MA4261 Review

Taken in AY20/21 Sem 2 under Prof Ma Siu Lun. All classes were conducted online due to the pandemic.

This module is split into two parts — cryptography and coding theory. Cryptography is about encoding messages in a way where it is difficult for third parties to decipher, while coding theory is about sending messages over noisy channels using as few bits as possible.

The first half of the semester is on cryptography. It starts off by covering various types of ciphers, frequency analysis (for attacking ciphers), substitution-permutation networks, linear cryptanalysis (for attacking substitution-permutation networks), and Feistel ciphers. Public-key cryptography then follows, covering RSA, various factorisation algorithms, ElGamal, various discrete logarithm algorithms, and elliptic curves. Hash functions are also covered. The cryptography section of this module has large breadth but little depth — Prof Ma talks about each topic in a rather descriptive fashion, with little in-depth analysis.

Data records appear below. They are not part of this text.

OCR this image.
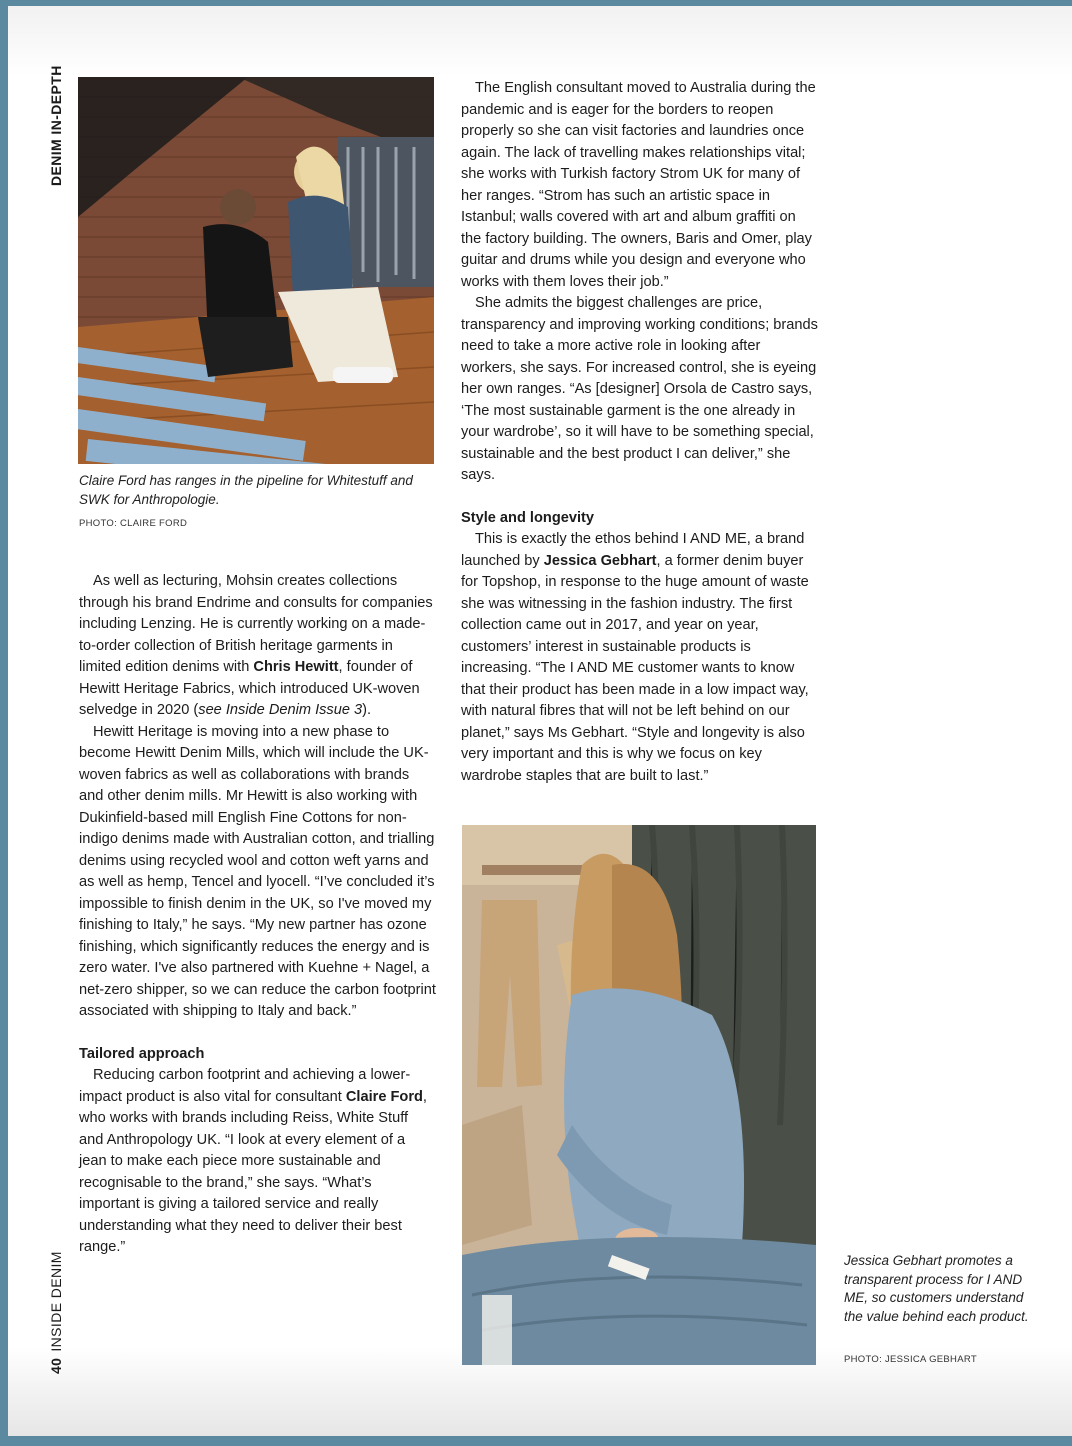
DENIM IN-DEPTH
40INSIDE DENIM
Claire Ford has ranges in the pipeline for Whitestuff and SWK for Anthropologie.
PHOTO: CLAIRE FORD

As well as lecturing, Mohsin creates collections through his brand Endrime and consults for companies including Lenzing. He is currently working on a made-to-order collection of British heritage garments in limited edition denims with Chris Hewitt, founder of Hewitt Heritage Fabrics, which introduced UK-woven selvedge in 2020 (see Inside Denim Issue 3).

Hewitt Heritage is moving into a new phase to become Hewitt Denim Mills, which will include the UK-woven fabrics as well as collaborations with brands and other denim mills. Mr Hewitt is also working with Dukinfield-based mill English Fine Cottons for non-indigo denims made with Australian cotton, and trialling denims using recycled wool and cotton weft yarns and as well as hemp, Tencel and lyocell. “I’ve concluded it’s impossible to finish denim in the UK, so I've moved my finishing to Italy,” he says. “My new partner has ozone finishing, which significantly reduces the energy and is zero water. I've also partnered with Kuehne + Nagel, a net-zero shipper, so we can reduce the carbon footprint associated with shipping to Italy and back.”

Tailored approach

Reducing carbon footprint and achieving a lower-impact product is also vital for consultant Claire Ford, who works with brands including Reiss, White Stuff and Anthropology UK. “I look at every element of a jean to make each piece more sustainable and recognisable to the brand,” she says. “What’s important is giving a tailored service and really understanding what they need to deliver their best range.”

The English consultant moved to Australia during the pandemic and is eager for the borders to reopen properly so she can visit factories and laundries once again. The lack of travelling makes relationships vital; she works with Turkish factory Strom UK for many of her ranges. “Strom has such an artistic space in Istanbul; walls covered with art and album graffiti on the factory building. The owners, Baris and Omer, play guitar and drums while you design and everyone who works with them loves their job.”

She admits the biggest challenges are price, transparency and improving working conditions; brands need to take a more active role in looking after workers, she says. For increased control, she is eyeing her own ranges. “As [designer] Orsola de Castro says, ‘The most sustainable garment is the one already in your wardrobe’, so it will have to be something special, sustainable and the best product I can deliver,” she says.

Style and longevity

This is exactly the ethos behind I AND ME, a brand launched by Jessica Gebhart, a former denim buyer for Topshop, in response to the huge amount of waste she was witnessing in the fashion industry. The first collection came out in 2017, and year on year, customers’ interest in sustainable products is increasing. “The I AND ME customer wants to know that their product has been made in a low impact way, with natural fibres that will not be left behind on our planet,” says Ms Gebhart. “Style and longevity is also very important and this is why we focus on key wardrobe staples that are built to last.”

Jessica Gebhart promotes a transparent process for I AND ME, so customers understand the value behind each product.
PHOTO: JESSICA GEBHART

The second half of the semester is on coding theory. It starts off with maximum likelihood decoding, Shannon’s channel coding theorem, and minimum distance decoding. This is followed by linear codes, parity-check matrices, and syndrome decoding. Some bounds on the (space-)efficiency of codes are also covered. Finally, cyclic codes, generator polynomials, and some types of special cyclic codes are covered.

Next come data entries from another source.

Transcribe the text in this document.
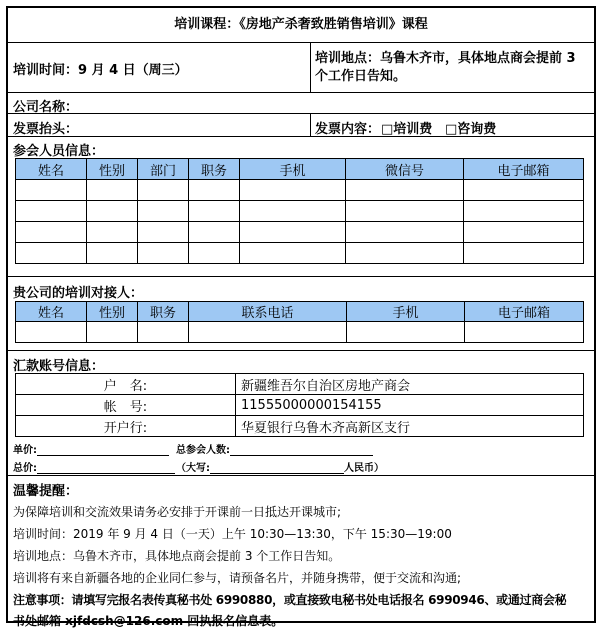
培训课程：《房地产杀奢致胜销售培训》课程
培训时间：9 月 4 日（周三）
培训地点：乌鲁木齐市，具体地点商会提前 3 个工作日告知。
公司名称：
发票抬头：	发票内容： □培训费 □咨询费
参会人员信息：
姓名	性别	部门	职务	手机	微信号	电子邮箱

贵公司的培训对接人：
姓名	性别	职务	联系电话	手机	电子邮箱

汇款账号信息：
户　名:	新疆维吾尔自治区房地产商会
帐　号:	11555000000154155
开户行:	华夏银行乌鲁木齐高新区支行
单价:	总参会人数:
总价:	（大写:	人民币）
温馨提醒：
为保障培训和交流效果请务必安排于开课前一日抵达开课城市;
培训时间：2019 年 9 月 4 日（一天）上午 10:30—13:30，下午 15:30—19:00
培训地点：乌鲁木齐市，具体地点商会提前 3 个工作日告知。
培训将有来自新疆各地的企业同仁参与，请预备名片，并随身携带，便于交流和沟通;
注意事项：请填写完报名表传真秘书处 6990880，或直接致电秘书处电话报名 6990946、或通过商会秘
书处邮箱 xjfdcsh@126.com 回执报名信息表。
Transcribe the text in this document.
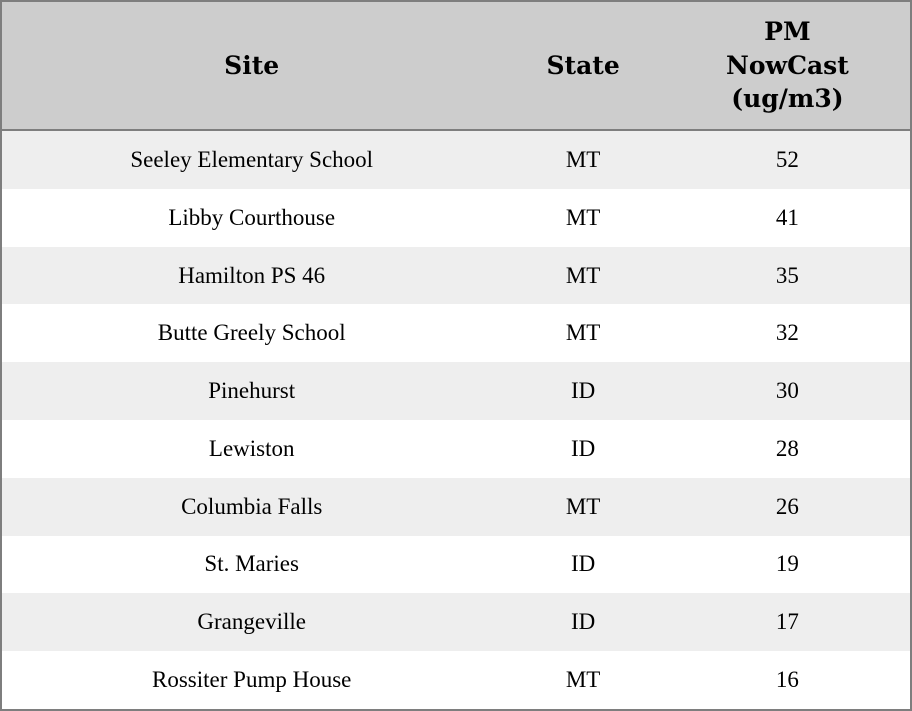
Site	State	PM NowCast (ug/m3)

Seeley Elementary School	MT	52
Libby Courthouse	MT	41
Hamilton PS 46	MT	35
Butte Greely School	MT	32
Pinehurst	ID	30
Lewiston	ID	28
Columbia Falls	MT	26
St. Maries	ID	19
Grangeville	ID	17
Rossiter Pump House	MT	16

There is significant overlap with MA3218 Applied Algebra, and I would recommend taking these two modules in succession if possible.

Graded components:

- Homework Assignment ×2 (20%)
- Midterm (40%)
- Final exam (40%)

The homework assignments, midterms, and final exam contain mainly computation and simple proof questions, though there are a few slightly more difficult proof questions in the final exam. This is probably one of the easier level 4 mathematics modules.

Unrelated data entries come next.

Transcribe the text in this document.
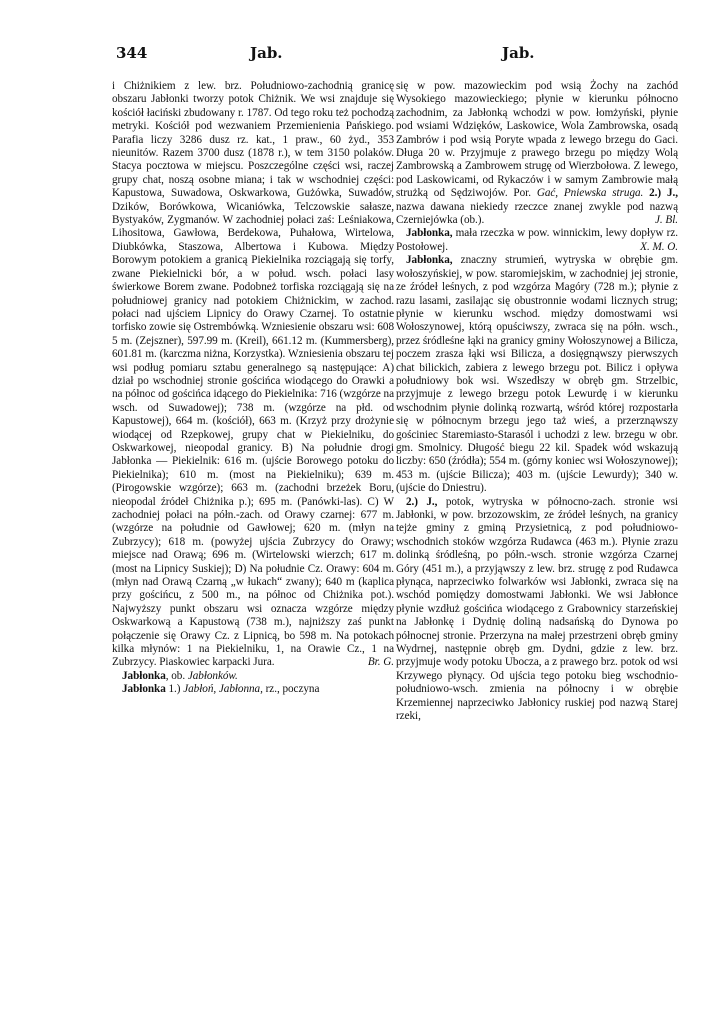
344	Jab.	Jab.

i Chiżnikiem z lew. brz. Południowo-zachodnią granicę obszaru Jabłonki tworzy potok Chiżnik. We wsi znajduje się kościół łaciński zbudowany r. 1787. Od tego roku też pochodzą metryki. Kościół pod wezwaniem Przemienienia Pańskiego. Parafia liczy 3286 dusz rz. kat., 1 praw., 60 żyd., 353 nieunitów. Razem 3700 dusz (1878 r.), w tem 3150 polaków. Stacya pocztowa w miejscu. Poszczególne części wsi, raczej grupy chat, noszą osobne miana; i tak w wschodniej części: Kapustowa, Suwadowa, Oskwarkowa, Gużówka, Suwadów, Dzików, Borówkowa, Wicaniówka, Telczowskie sałasze, Bystyaków, Zygmanów. W zachodniej połaci zaś: Leśniakowa, Lihositowa, Gawłowa, Berdekowa, Puhałowa, Wirtelowa, Diubkówka, Staszowa, Albertowa i Kubowa. Między Borowym potokiem a granicą Piekielnika rozciągają się torfy, zwane Piekielnicki bór, a w połud. wsch. połaci lasy świerkowe Borem zwane. Podobneż torfiska rozciągają się na południowej granicy nad potokiem Chiżnickim, w zachod. połaci nad ujściem Lipnicy do Orawy Czarnej. To ostatnie torfisko zowie się Ostrembówką. Wzniesienie obszaru wsi: 608 5 m. (Zejszner), 597.99 m. (Kreil), 661.12 m. (Kummersberg), 601.81 m. (karczma niżna, Korzystka). Wzniesienia obszaru tej wsi podług pomiaru sztabu generalnego są następujące: A) dział po wschodniej stronie gościńca wiodącego do Orawki a na północ od gościńca idącego do Piekielnika: 716 (wzgórze na wsch. od Suwadowej); 738 m. (wzgórze na płd. od Kapustowej), 664 m. (kościół), 663 m. (Krzyż przy drożynie wiodącej od Rzepkowej, grupy chat w Piekielniku, do Oskwarkowej, nieopodal granicy. B) Na południe drogi Jabłonka — Piekielnik: 616 m. (ujście Borowego potoku do Piekielnika); 610 m. (most na Piekielniku); 639 m. (Pirogowskie wzgórze); 663 m. (zachodni brzeżek Boru, nieopodal źródeł Chiżnika p.); 695 m. (Panówki-las). C) W zachodniej połaci na półn.-zach. od Orawy czarnej: 677 m. (wzgórze na południe od Gawłowej; 620 m. (młyn na Zubrzycy); 618 m. (powyżej ujścia Zubrzycy do Orawy; miejsce nad Orawą; 696 m. (Wirtelowski wierzch; 617 m. (most na Lipnicy Suskiej); D) Na południe Cz. Orawy: 604 m. (młyn nad Orawą Czarną „w łukach“ zwany); 640 m (kaplica przy gościńcu, z 500 m., na północ od Chiżnika pot.). Najwyższy punkt obszaru wsi oznacza wzgórze między Oskwarkową a Kapustową (738 m.), najniższy zaś punkt połączenie się Orawy Cz. z Lipnicą, bo 598 m. Na potokach kilka młynów: 1 na Piekielniku, 1, na Orawie Cz., 1 na Zubrzycy. Piaskowiec karpacki Jura.	Br. G.

Jabłonka, ob. Jabłonków.

Jabłonka 1.) Jabłoń, Jabłonna, rz., poczyna

się w pow. mazowieckim pod wsią Żochy na zachód Wysokiego mazowieckiego; płynie w kierunku północno zachodnim, za Jabłonką wchodzi w pow. łomżyński, płynie pod wsiami Wdzięków, Laskowice, Wola Zambrowska, osadą Zambrów i pod wsią Poryte wpada z lewego brzegu do Gaci. Długa 20 w. Przyjmuje z prawego brzegu po między Wolą Zambrowską a Zambrowem strugę od Wierzbołowa. Z lewego, pod Laskowicami, od Rykaczów i w samym Zambrowie małą strużką od Sędziwojów. Por. Gać, Pniewska struga. 2.) J., nazwa dawana niekiedy rzeczce znanej zwykle pod nazwą Czerniejówka (ob.).	J. Bl.

Jabłonka, mała rzeczka w pow. winnickim, lewy dopływ rz. Postołowej.	X. M. O.

Jabłonka, znaczny strumień, wytryska w obrębie gm. wołoszyńskiej, w pow. staromiejskim, w zachodniej jej stronie, ze źródeł leśnych, z pod wzgórza Magóry (728 m.); płynie z razu lasami, zasilając się obustronnie wodami licznych strug; płynie w kierunku wschod. między domostwami wsi Wołoszynowej, którą opuściwszy, zwraca się na półn. wsch., przez śródleśne łąki na granicy gminy Wołoszynowej a Bilicza, poczem zrasza łąki wsi Bilicza, a dosięgnąwszy pierwszych chat bilickich, zabiera z lewego brzegu pot. Bilicz i opływa południowy bok wsi. Wszedłszy w obręb gm. Strzelbic, przyjmuje z lewego brzegu potok Lewurdę i w kierunku wschodnim płynie dolinką rozwartą, wśród której rozpostarła się w północnym brzegu jego taż wieś, a przerznąwszy gościniec Staremiasto-Starasól i uchodzi z lew. brzegu w obr. gm. Smolnicy. Długość biegu 22 kil. Spadek wód wskazują liczby: 650 (źródła); 554 m. (górny koniec wsi Wołoszynowej); 453 m. (ujście Bilicza); 403 m. (ujście Lewurdy); 340 w. (ujście do Dniestru).

2.) J., potok, wytryska w północno-zach. stronie wsi Jabłonki, w pow. brzozowskim, ze źródeł leśnych, na granicy tejże gminy z gminą Przysietnicą, z pod południowo-wschodnich stoków wzgórza Rudawca (463 m.). Płynie zrazu dolinką śródleśną, po półn.-wsch. stronie wzgórza Czarnej Góry (451 m.), a przyjąwszy z lew. brz. strugę z pod Rudawca płynąca, naprzeciwko folwarków wsi Jabłonki, zwraca się na wschód pomiędzy domostwami Jabłonki. We wsi Jabłonce płynie wzdłuż gościńca wiodącego z Grabownicy starzeńskiej na Jabłonkę i Dydnię doliną nadsańską do Dynowa po północnej stronie. Przerzyna na małej przestrzeni obręb gminy Wydrnej, następnie obręb gm. Dydni, gdzie z lew. brz. przyjmuje wody potoku Ubocza, a z prawego brz. potok od wsi Krzywego płynący. Od ujścia tego potoku bieg wschodnio-południowo-wsch. zmienia na północny i w obrębie Krzemiennej naprzeciwko Jabłonicy ruskiej pod nazwą Starej rzeki,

Like most other mathematics modules, there is no group work in this module. Neither are there graded components during lectures or tutorials. Prof Ma goes through the tutorial questions during tutorial sessions — no student participation is required or expected.

Overall, I found coding theory to be more interesting than cryptography, perhaps because the mostly descriptive cryptography topics could get quite dry at times. Prof Ma is helpful and approachable if you ask him to clarify things in the lecture, but the lecture may get somewhat monotonous at times.